By Donella Meadows
–May 30, 1991–
Dozens of energy bills are before Congress just now, most of them astonishingly dumb. In spite of vivid demonstrations from the Persian Gulf and from the environment that we need to re-think our energy policy, Congress and the President are still pleasing vested interests and playing short-term politics, rather than designing a sustainable energy future.
George Bush, the Oil Company President, promises to veto any energy measure that does NOT permit drilling for oil in the Arctic National Wildlife Refuge. Some people in Congress say they will permit that drilling only if there is also a requirement that Detroit make cars averaging 37 (recently shaved down from 40) miles per gallon.
Never mind that a 40 mpg requirement would save so much oil that there would be no need to trash the Wildlife Refuge. There are enough Car Company Congressmen to kill the idea of 40 or even 37 mpg. The car and oil lobbies will probably cancel each other out, blocking any new policy.
Meanwhile the government itself continues to be a major energy hog. According to the Alliance to Save Energy, it could save $864 million a year by using existing energy-saving technologies — $174 million by meeting the appliance efficiency standards it imposed on the rest of us in 1985.
Energy policy doesn’t have to be like this. Outside the Beltway there are plenty of good energy ideas. They are based on three simple facts, known to anyone who hasn’t sold out to a car, oil, or nuclear company:
- Greater efficiency is the most inexpensive and job-generating source of energy available today.
- As soon as possible, we have to get away from coal, oil, and gas and onto renewable sources like sun and wind — both to cut pollution and to outwit depletion.
- The market isn’t carrying us toward efficiency and renewables, because government and corporations are shoving hard the other way. If government would stop rigging the energy market and actively correct market failures, energy would go a long way toward taking care of itself.
For instance: Information about efficiency is inadequate. People simply don’t know about the new technologies — efficient light bulbs, motors, windows, appliances — that can do the same jobs with less energy. We get most of our information from advertising, which is bought by people who have a stake in encouraging us to waste energy, not save it.
The government could correct that problem in many ways. It could fund alternative information sources (lively ones, not boring government documents). It could require large-letter energy-use labeling on appliances and vehicles. It could be a demonstration site itself. The Department of Energy could operate a loan fund for other federal agencies to buy insulation and efficient light bulbs and the like. They could pay back the loans quickly from the savings in their energy bills — after which they could use the savings to expand their budgets without raising taxes.
The government could remove its excessive subsidies to nuclear and fossil sources, or at least provide equal ones to efficiency and renewables.
A good idea that’s catching on outside the Beltway is feebates. Set a target car mileage of, say, 40 mpg. Charge anyone who buys a new car a stiff fee, say $200 for every mpg under 40. Reward anyone who buys a car that gets more than 40 with $200 per mpg. A feebate program would fund itself, would give the car owner the upfront signal that gas guzzlers are costly, and would bring off the shelf the 60-80 mpg cars that the manufacturers have been testing for years.
Feebates could work for new buildings too — the builder pays a fee or gets a rebate when the building is hooked to the grid, depending on its electricity use per square foot.
There could be rebates when appliances or cars are scrapped for more efficient new ones.
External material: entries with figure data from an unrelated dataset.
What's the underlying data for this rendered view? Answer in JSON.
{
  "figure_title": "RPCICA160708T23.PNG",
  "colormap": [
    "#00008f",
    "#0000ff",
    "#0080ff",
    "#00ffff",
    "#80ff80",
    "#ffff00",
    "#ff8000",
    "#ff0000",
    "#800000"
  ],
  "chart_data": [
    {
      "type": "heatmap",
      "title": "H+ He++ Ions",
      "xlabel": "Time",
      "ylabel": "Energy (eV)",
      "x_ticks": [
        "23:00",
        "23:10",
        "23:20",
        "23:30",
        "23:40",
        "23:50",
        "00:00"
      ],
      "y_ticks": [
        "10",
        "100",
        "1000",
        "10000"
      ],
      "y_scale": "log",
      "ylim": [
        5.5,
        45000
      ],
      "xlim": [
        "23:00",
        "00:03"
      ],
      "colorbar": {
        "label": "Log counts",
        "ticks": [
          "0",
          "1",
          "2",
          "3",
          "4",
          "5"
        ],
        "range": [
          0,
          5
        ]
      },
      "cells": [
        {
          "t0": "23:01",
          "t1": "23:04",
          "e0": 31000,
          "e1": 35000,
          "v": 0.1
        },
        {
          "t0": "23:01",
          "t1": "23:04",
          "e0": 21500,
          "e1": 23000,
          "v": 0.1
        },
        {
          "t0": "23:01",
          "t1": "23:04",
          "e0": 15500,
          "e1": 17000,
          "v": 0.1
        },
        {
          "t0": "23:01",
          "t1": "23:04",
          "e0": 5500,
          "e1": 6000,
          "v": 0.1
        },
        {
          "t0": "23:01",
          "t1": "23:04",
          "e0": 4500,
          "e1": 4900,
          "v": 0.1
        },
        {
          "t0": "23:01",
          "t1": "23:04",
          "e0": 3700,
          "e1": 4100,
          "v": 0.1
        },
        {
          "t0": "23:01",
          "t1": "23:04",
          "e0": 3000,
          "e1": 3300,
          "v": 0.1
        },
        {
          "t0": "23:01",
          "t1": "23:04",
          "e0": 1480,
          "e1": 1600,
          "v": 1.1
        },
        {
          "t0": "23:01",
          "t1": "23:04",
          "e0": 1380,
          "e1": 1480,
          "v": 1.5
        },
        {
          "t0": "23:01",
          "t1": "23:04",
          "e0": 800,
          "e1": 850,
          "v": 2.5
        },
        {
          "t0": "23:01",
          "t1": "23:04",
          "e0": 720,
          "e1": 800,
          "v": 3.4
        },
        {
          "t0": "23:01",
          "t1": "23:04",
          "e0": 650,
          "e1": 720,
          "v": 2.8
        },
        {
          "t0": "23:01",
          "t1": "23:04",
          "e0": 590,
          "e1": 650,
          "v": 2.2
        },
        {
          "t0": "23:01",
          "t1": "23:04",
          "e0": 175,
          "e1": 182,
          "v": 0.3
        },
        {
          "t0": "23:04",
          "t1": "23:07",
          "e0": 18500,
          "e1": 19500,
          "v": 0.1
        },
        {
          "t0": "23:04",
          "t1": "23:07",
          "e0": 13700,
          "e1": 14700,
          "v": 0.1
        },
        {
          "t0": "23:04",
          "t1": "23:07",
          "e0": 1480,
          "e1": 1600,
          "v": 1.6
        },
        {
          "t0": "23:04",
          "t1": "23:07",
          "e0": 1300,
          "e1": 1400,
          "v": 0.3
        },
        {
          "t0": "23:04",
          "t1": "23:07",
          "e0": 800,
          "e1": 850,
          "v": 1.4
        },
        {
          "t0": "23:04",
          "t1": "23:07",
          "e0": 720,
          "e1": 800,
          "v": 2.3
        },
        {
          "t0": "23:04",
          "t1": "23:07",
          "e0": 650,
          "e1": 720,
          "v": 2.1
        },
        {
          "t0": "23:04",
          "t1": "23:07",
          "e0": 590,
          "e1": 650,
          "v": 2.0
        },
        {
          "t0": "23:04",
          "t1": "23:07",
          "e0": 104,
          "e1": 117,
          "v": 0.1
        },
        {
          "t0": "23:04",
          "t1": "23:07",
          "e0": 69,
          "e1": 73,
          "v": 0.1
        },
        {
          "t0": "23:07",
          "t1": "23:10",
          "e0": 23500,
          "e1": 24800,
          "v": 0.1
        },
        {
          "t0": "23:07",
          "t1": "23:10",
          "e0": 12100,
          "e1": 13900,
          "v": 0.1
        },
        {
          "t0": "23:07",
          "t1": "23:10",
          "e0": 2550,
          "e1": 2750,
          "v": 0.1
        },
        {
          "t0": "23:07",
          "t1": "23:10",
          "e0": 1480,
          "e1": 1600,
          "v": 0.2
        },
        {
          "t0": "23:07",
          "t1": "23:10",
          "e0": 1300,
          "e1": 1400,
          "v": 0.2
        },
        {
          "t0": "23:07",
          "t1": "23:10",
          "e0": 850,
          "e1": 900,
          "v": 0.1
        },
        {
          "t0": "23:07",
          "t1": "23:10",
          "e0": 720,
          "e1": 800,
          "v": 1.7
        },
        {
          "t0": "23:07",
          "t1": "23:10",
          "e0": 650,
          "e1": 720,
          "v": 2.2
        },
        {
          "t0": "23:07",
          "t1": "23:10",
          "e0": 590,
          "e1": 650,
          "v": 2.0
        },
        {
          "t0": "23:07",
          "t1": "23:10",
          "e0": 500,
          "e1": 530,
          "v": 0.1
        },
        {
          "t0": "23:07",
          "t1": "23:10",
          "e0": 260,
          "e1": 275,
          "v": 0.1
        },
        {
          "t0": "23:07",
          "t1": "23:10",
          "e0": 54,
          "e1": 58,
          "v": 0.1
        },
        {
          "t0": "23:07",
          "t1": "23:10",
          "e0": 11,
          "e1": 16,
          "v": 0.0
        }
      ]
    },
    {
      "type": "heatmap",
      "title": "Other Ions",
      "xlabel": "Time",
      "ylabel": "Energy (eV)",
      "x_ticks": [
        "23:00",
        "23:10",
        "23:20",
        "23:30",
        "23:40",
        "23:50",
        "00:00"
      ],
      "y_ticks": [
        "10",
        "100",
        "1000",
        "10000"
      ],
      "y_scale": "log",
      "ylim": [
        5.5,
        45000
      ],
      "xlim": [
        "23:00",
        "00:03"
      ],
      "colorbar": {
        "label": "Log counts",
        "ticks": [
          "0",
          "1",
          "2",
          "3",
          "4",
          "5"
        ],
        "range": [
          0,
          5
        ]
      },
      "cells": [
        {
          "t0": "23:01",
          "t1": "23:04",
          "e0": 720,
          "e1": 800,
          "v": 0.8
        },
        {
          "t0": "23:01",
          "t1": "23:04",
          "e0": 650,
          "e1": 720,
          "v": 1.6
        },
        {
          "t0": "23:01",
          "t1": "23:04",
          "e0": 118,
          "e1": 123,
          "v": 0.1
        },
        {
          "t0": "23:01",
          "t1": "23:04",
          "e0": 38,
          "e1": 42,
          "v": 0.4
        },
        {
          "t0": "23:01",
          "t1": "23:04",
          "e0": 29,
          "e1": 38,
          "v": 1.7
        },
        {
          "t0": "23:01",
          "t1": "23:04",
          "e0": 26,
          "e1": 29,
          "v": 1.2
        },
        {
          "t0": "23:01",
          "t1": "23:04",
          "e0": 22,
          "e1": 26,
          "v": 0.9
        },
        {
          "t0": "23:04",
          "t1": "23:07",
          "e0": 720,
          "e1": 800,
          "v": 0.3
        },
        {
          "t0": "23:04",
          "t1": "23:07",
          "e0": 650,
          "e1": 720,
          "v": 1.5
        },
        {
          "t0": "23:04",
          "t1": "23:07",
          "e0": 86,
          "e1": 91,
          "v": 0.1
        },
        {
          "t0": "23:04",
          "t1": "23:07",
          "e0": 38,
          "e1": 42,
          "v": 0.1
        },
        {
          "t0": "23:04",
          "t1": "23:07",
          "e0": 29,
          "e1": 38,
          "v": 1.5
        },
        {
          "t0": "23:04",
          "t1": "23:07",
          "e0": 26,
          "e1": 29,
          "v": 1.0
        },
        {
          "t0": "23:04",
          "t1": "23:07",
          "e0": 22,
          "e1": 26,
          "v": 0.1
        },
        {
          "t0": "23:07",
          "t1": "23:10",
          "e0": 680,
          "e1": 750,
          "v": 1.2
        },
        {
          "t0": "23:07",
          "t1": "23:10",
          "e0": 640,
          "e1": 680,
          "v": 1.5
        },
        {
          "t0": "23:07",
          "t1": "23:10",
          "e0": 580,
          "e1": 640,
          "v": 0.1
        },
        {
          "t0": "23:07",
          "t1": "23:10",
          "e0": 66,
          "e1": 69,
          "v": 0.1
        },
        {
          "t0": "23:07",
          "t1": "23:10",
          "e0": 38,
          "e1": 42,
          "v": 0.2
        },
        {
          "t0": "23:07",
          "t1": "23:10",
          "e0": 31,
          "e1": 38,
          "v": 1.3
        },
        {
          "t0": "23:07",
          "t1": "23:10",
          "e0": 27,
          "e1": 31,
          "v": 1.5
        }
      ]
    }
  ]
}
A death certificate from a recycler could be cashed in. That would ease the problems of junk cars and solid waste and would save further energy by recycling materials. It would help low-income people, who tend to inherit used gas guzzlers and pay the high price of running them, to buy more efficient vehicles.
The biggest market failure, any economist will tell you, is that pollution is a real cost that isn’t reflected in prices. The way to correct that is with pollution taxes — a charge on every fuel for each ton of carbon, sulfur, or nitrogen oxide it will emit. Several European countries are experimenting with these taxes. They will raise revenues for the government, but that isn’t their main purpose. Their main purpose is to make prices tell the truth, which will provide incentive for technical shifts to the less expensive options — efficiency and renewables.
None of these ideas is likely to be adopted inside the Beltway this year. But states, towns, and entrepreneurs are putting them into action. Several states are working on auto feebate systems; California may be the first to have one. Engineering firms are making a good business in helping companies save energy and splitting the profits from the saving. States are freeing up utility laws so electric companies can sell efficiency and share savings with customers.
To make a decent energy policy we don’t really need the federal government. But the process would be faster and smoother, if the government were an Environment Government, a Consumer’s Government, a Least-Cost Government, a government that cared about the nation’s energy future.